Research suggests that babies prefer music over simple speech sounds. It has been proven that infants between 5 months and 2 years respond to music by rocking and moving their bodies to the music. Not only do they rock and move to the music, but they also adapt their movement to the rhythm and tempo of the music. They are attracted to simple, repetitive, high pitched melodies and faster tempos.
Why Must You Sing to Your Baby?
The act of singing to your baby offers a lot of bonding opportunities. It offers mother and infant the opportunity to physically be in contact with each other, to make more eye-contact, and allow the mother the opportunity to fully engage and adapt to her baby’s emotional and physical needs. This is something that recorded music cannot achieve. It is a beautiful way of communicating and bonding with your baby. During these beautiful bonding moments, the hormone called oxytocin is released. This is also known as the “bonding hormone.” It is said that music releases oxytocin, and not language when making music with babies.
An Infant’s Musical Development
- Infants can already discriminate between frequencies in the first days of life.
- Infants start cooing and creating purposeful vocal sounds.
- Music begins to calm infants when they reach the stage of developing their first smile.
- Infants show a preference for higher pitches.
- Infants begin to use simple rhythms.
- Infants gain the ability to match pitches about 55% of the time.
- Start to make vocal sounds in response to music.
- Begin to move in response to music and match movements to the music.

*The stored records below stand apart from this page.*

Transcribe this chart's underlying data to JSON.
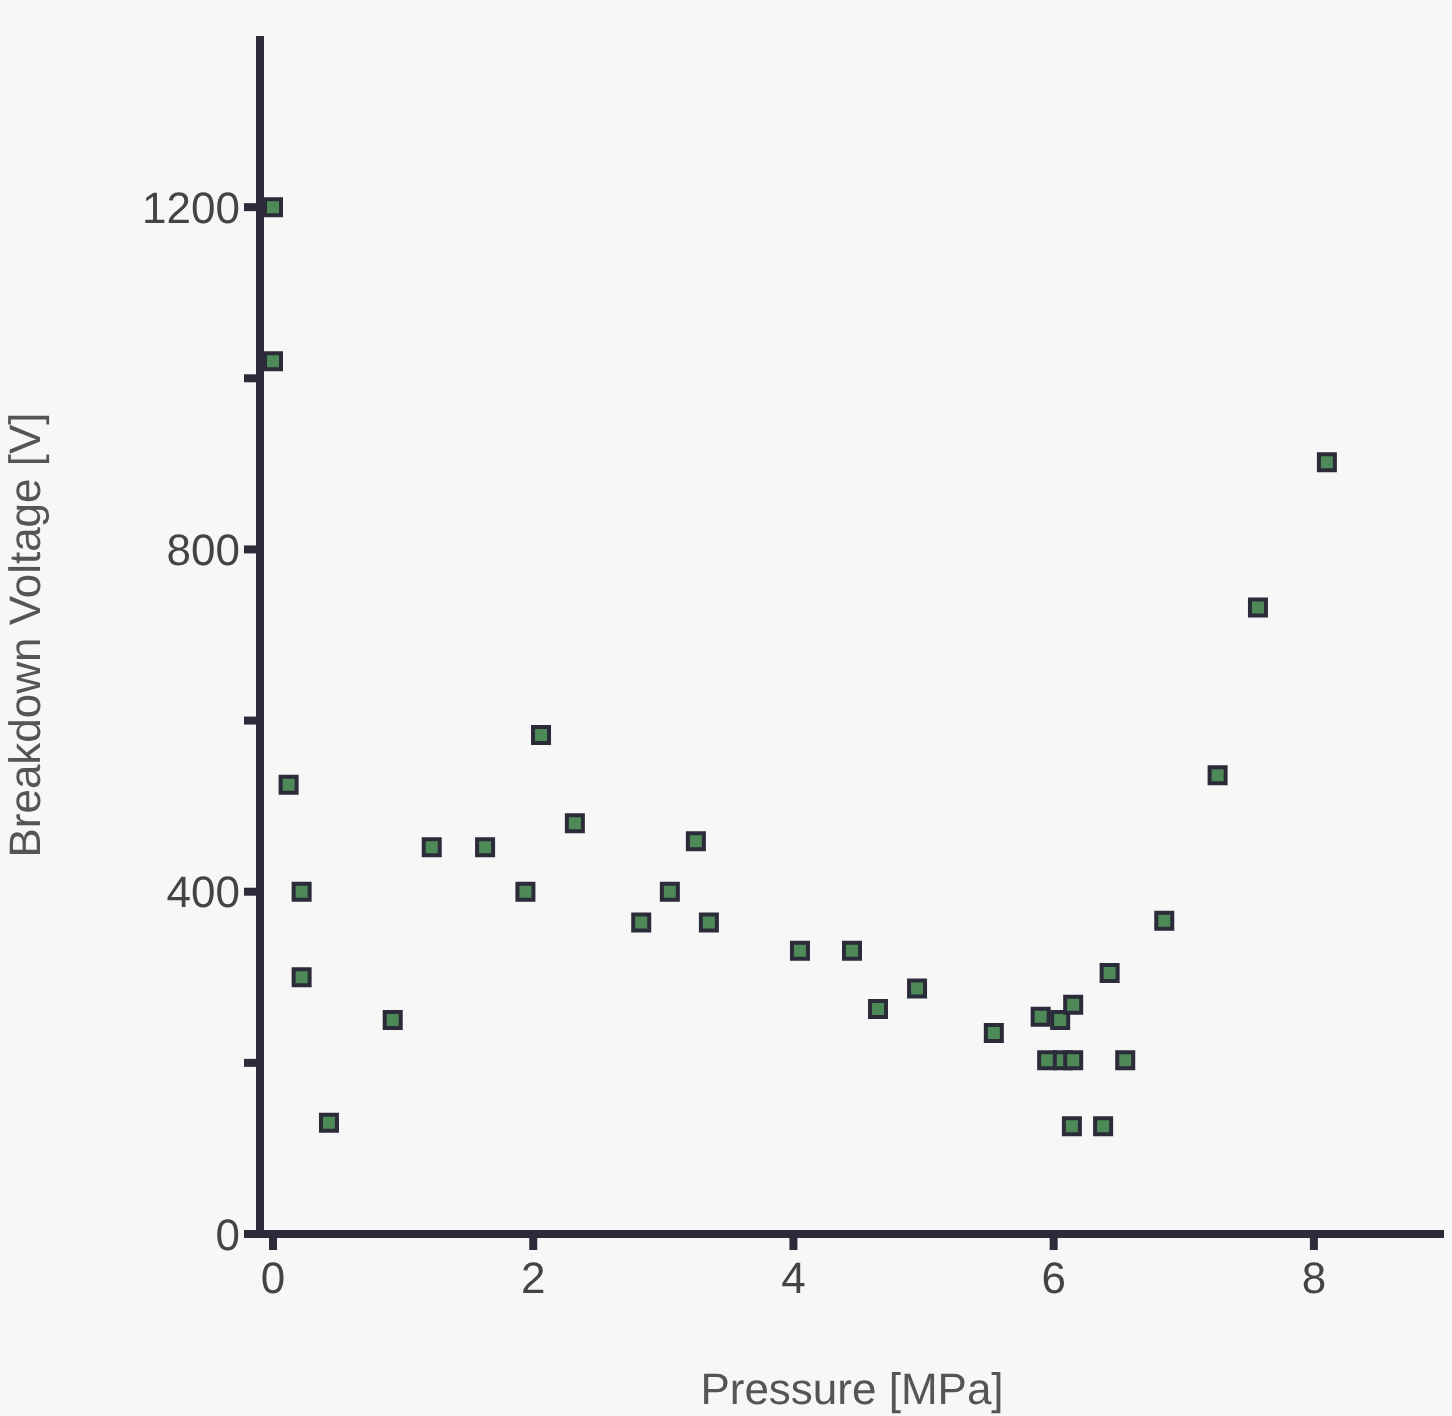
{
  "chart_data": {
    "type": "scatter",
    "xlabel": "Pressure [MPa]",
    "ylabel": "Breakdown Voltage [V]",
    "marker": "square",
    "xlim": [
      -0.1,
      9
    ],
    "xticks": [
      0,
      2,
      4,
      6,
      8
    ],
    "ylim": [
      0,
      1400
    ],
    "yticks": [
      0,
      {
        "value": 200,
        "label": null
      },
      400,
      {
        "value": 600,
        "label": null
      },
      800,
      {
        "value": 1000,
        "label": null
      },
      1200
    ],
    "grid": false,
    "legend": false,
    "series": [
      {
        "color": "#4e8a58",
        "x": [
          0,
          0,
          0.12,
          0.22,
          0.22,
          0.43,
          0.92,
          1.22,
          1.63,
          1.94,
          2.06,
          2.32,
          2.83,
          3.05,
          3.25,
          3.35,
          4.05,
          4.45,
          4.65,
          4.95,
          5.54,
          5.9,
          6.05,
          6.15,
          5.95,
          6.07,
          6.15,
          6.43,
          6.55,
          6.14,
          6.38,
          6.85,
          7.26,
          7.57,
          8.1
        ],
        "values": [
          1200,
          1020,
          525,
          400,
          300,
          130,
          250,
          452,
          452,
          400,
          583,
          480,
          364,
          400,
          459,
          364,
          331,
          331,
          263,
          287,
          235,
          254,
          250,
          268,
          203,
          203,
          203,
          305,
          203,
          126,
          126,
          366,
          536,
          732,
          902
        ]
      }
    ]
  }
}
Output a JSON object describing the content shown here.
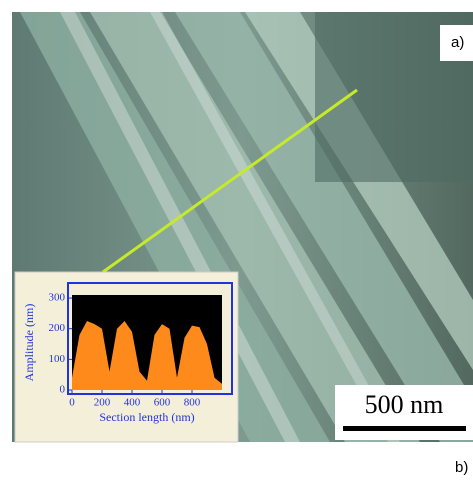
{
  "panel_labels": [
    "a)",
    "b)"
  ],
  "scale_bar": "500 nm",
  "chart_data": {
    "type": "area",
    "xlabel": "Section length (nm)",
    "ylabel": "Amplitude (nm)",
    "x": [
      0,
      50,
      100,
      150,
      200,
      250,
      300,
      350,
      400,
      450,
      500,
      550,
      600,
      650,
      700,
      750,
      800,
      850,
      900,
      950,
      1000
    ],
    "series": [
      {
        "color": "#ff8a1c",
        "values": [
          40,
          180,
          225,
          215,
          200,
          60,
          200,
          225,
          190,
          60,
          30,
          180,
          215,
          200,
          40,
          170,
          210,
          205,
          150,
          40,
          20
        ]
      }
    ],
    "xlim": [
      0,
      1000
    ],
    "ylim": [
      0,
      310
    ],
    "xticks": [
      0,
      200,
      400,
      600,
      800
    ],
    "yticks": [
      0,
      100,
      200,
      300
    ]
  }
}
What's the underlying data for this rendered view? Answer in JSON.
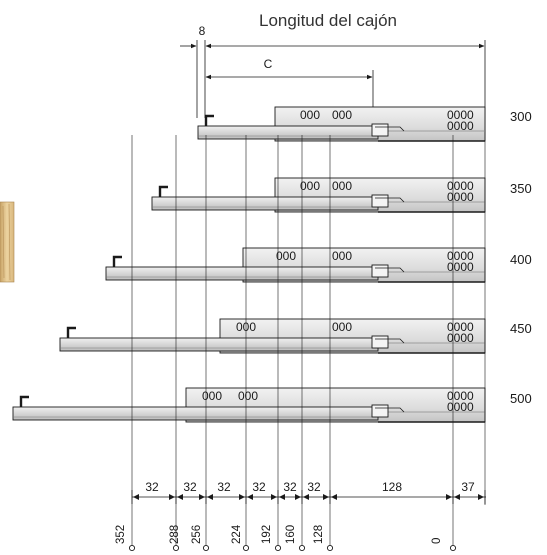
{
  "title": "Longitud del cajón",
  "dim_8": "8",
  "dim_c": "C",
  "drawer_sizes": [
    "300",
    "350",
    "400",
    "450",
    "500"
  ],
  "bottom_spacings": [
    "32",
    "32",
    "32",
    "32",
    "32",
    "32",
    "128",
    "37"
  ],
  "bottom_positions": [
    "352",
    "288",
    "256",
    "224",
    "192",
    "160",
    "128",
    "0"
  ],
  "hole_labels": [
    {
      "left": "000",
      "right": "000",
      "end_top": "0000",
      "end_bottom": "0000"
    },
    {
      "left": "000",
      "right": "000",
      "end_top": "0000",
      "end_bottom": "0000"
    },
    {
      "left": "000",
      "right": "000",
      "end_top": "0000",
      "end_bottom": "0000"
    },
    {
      "left": "000",
      "right": "000",
      "end_top": "0000",
      "end_bottom": "0000"
    },
    {
      "left": "000",
      "right": "000",
      "end_top": "0000",
      "end_bottom": "0000"
    }
  ],
  "colors": {
    "line": "#1a1a1a",
    "rail_fill": "#e4e4e4",
    "rail_dark": "#bdbdbd",
    "bar_fill": "#d6d6d6",
    "wood_light": "#ecd3a0",
    "wood_dark": "#c9a467"
  }
}
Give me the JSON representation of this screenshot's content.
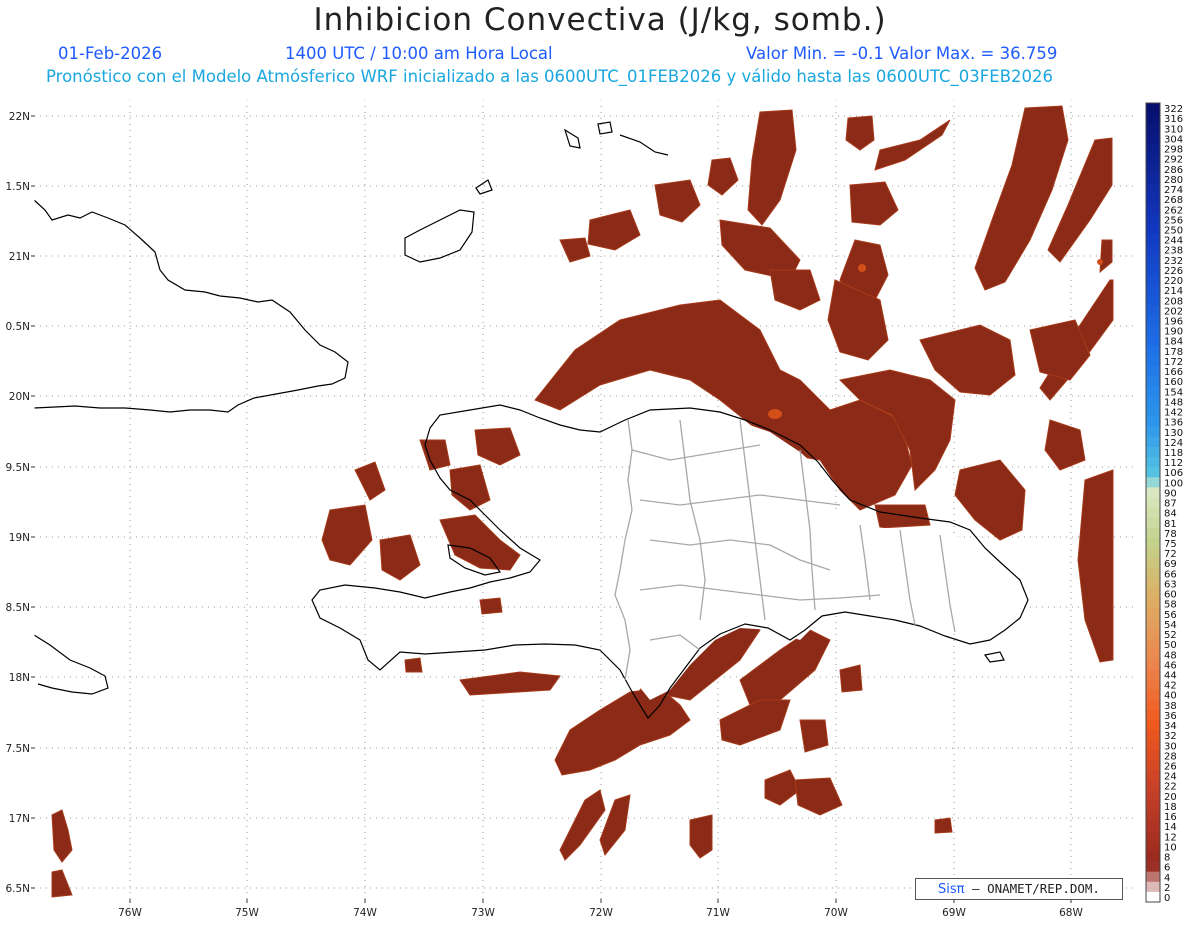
{
  "header": {
    "title": "Inhibicion Convectiva (J/kg, somb.)",
    "date": "01-Feb-2026",
    "time": "1400 UTC / 10:00 am Hora Local",
    "min_max": "Valor Min. = -0.1  Valor Max. = 36.759",
    "forecast_line": "Pronóstico con el Modelo Atmósferico WRF inicializado a las 0600UTC_01FEB2026 y válido hasta las  0600UTC_03FEB2026"
  },
  "map": {
    "lat_labels": [
      "22N",
      "1.5N",
      "21N",
      "0.5N",
      "20N",
      "9.5N",
      "19N",
      "8.5N",
      "18N",
      "7.5N",
      "17N",
      "6.5N"
    ],
    "lon_labels": [
      "76W",
      "75W",
      "74W",
      "73W",
      "72W",
      "71W",
      "70W",
      "69W",
      "68W"
    ],
    "shading_color": "#8b2a16",
    "shading_edge_color": "#a73a1a",
    "hotspot_color": "#d24f1a",
    "coastline_color": "#000000",
    "province_border_color": "#a8a8a8"
  },
  "colorbar": {
    "labels": [
      "322",
      "316",
      "310",
      "304",
      "298",
      "292",
      "286",
      "280",
      "274",
      "268",
      "262",
      "256",
      "250",
      "244",
      "238",
      "232",
      "226",
      "220",
      "214",
      "208",
      "202",
      "196",
      "190",
      "184",
      "178",
      "172",
      "166",
      "160",
      "154",
      "148",
      "142",
      "136",
      "130",
      "124",
      "118",
      "112",
      "106",
      "100",
      "90",
      "87",
      "84",
      "81",
      "78",
      "75",
      "72",
      "69",
      "66",
      "63",
      "60",
      "58",
      "56",
      "54",
      "52",
      "50",
      "48",
      "46",
      "44",
      "42",
      "40",
      "38",
      "36",
      "34",
      "32",
      "30",
      "28",
      "26",
      "24",
      "22",
      "20",
      "18",
      "16",
      "14",
      "12",
      "10",
      "8",
      "6",
      "4",
      "2",
      "0"
    ]
  },
  "credit": {
    "brand": "Sisπ",
    "text": " – ONAMET/REP.DOM."
  }
}
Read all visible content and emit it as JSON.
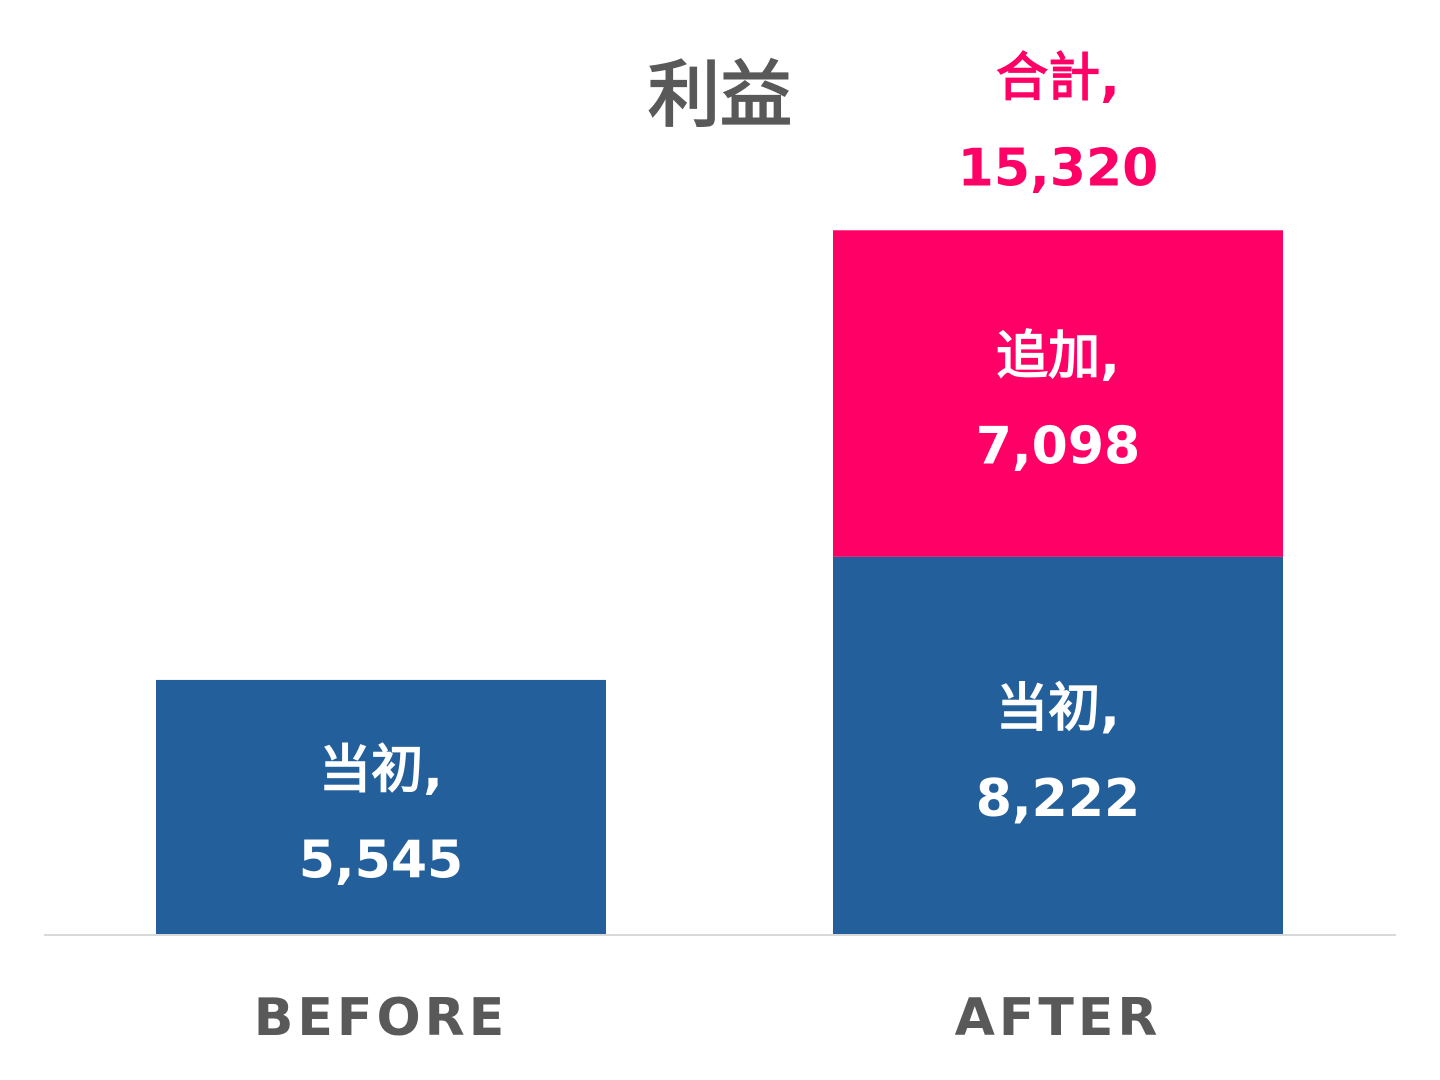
{
  "chart_data": {
    "type": "bar",
    "stacked": true,
    "title": "利益",
    "categories": [
      "BEFORE",
      "AFTER"
    ],
    "series": [
      {
        "name": "当初",
        "values": [
          5545,
          8222
        ],
        "labels": [
          "当初,",
          "当初,"
        ],
        "value_labels": [
          "5,545",
          "8,222"
        ],
        "color": "#23609B"
      },
      {
        "name": "追加",
        "values": [
          null,
          7098
        ],
        "labels": [
          "",
          "追加,"
        ],
        "value_labels": [
          "",
          "7,098"
        ],
        "color": "#FF0066"
      }
    ],
    "totals": {
      "category_index": 1,
      "label": "合計,",
      "value": 15320,
      "value_label": "15,320",
      "color": "#FF0066"
    },
    "ylim": [
      0,
      18500
    ],
    "grid": false,
    "legend": "none",
    "axis_color": "#D9D9D9"
  }
}
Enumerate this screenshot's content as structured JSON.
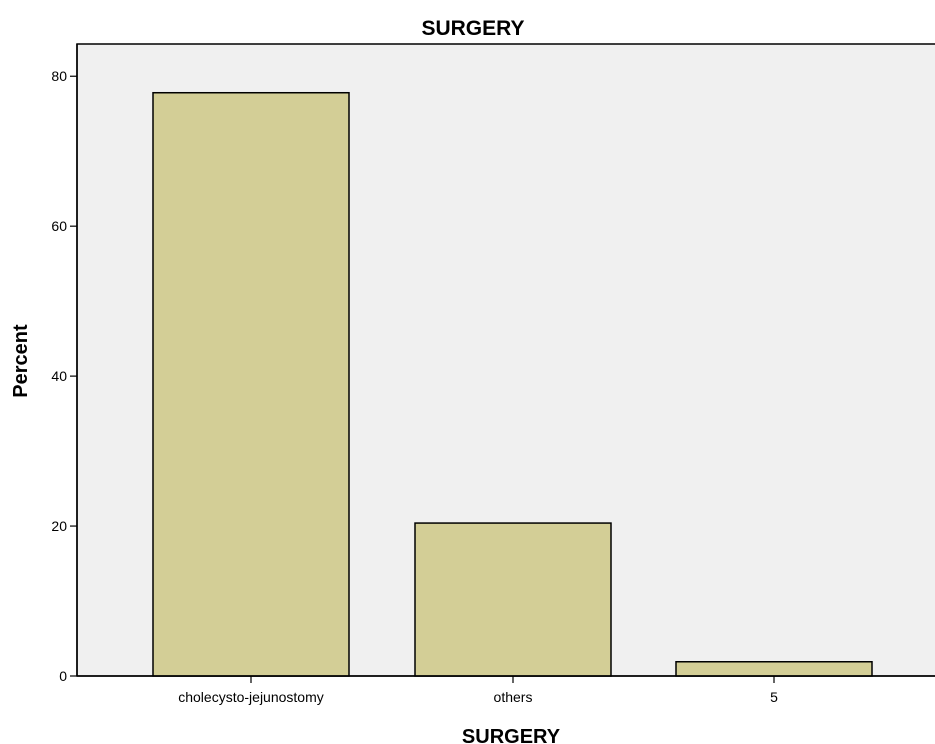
{
  "chart_data": {
    "type": "bar",
    "title": "SURGERY",
    "xlabel": "SURGERY",
    "ylabel": "Percent",
    "categories": [
      "cholecysto-jejunostomy",
      "others",
      "5"
    ],
    "values": [
      77.8,
      20.4,
      1.9
    ],
    "ylim": [
      0,
      84.3
    ],
    "yticks": [
      "0",
      "20",
      "40",
      "60",
      "80"
    ],
    "grid": false,
    "colors": {
      "plot_background": "#f0f0f0",
      "bar_fill": "#d3ce96",
      "bar_stroke": "#000000",
      "frame": "#000000"
    }
  }
}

Music Therapy Goals for Babies
Develop Social, Emotional and Communication Skills
Music offers babies’ multiple opportunities to socialize, engage and connect with those around them. This is immensely helpful for parents and caretakers as they are able to understand and meet their baby’s emotional and physical needs. Music Therapy offers other social skills like extending attention span, promoting eye contact, improving listening skills, and practising share and turn-taking skills through play. Infants are offered a different and accessible form of communicating that does not require spoken words. Music improvisation activities with another person create a great deal of communication through listening, sharing, and exchanging of ideas, thoughts, and feelings. Infants can express emotions through music-making, vocalizations and by physically moving to music. It is well known that music has the ability to shift emotional states and can be a healthy way of addressing and acknowledging feelings of anxiety, stress, and agitation. It also provides a means of distraction and temporary relief from pain and discomfort. Over time music can help build self-confidence through successful and positive musical experiences.
Physical and Cognitive
Music-making consists of the physical act of play where if able to, an infant is encouraged to physically engage by playing different musical instruments or move and dance. This is a fun way of improving and developing gross and fine motor skills. This is especially beneficial for prematurely born or physically disables babies. When engaging musically, both cerebral hemispheres are stimulated. This means that music is a whole-brain activity and can aide in various areas such as speech and language production and other cognitive processes. Educational songs with information embedded into them are effective tools for teaching a child academic skill.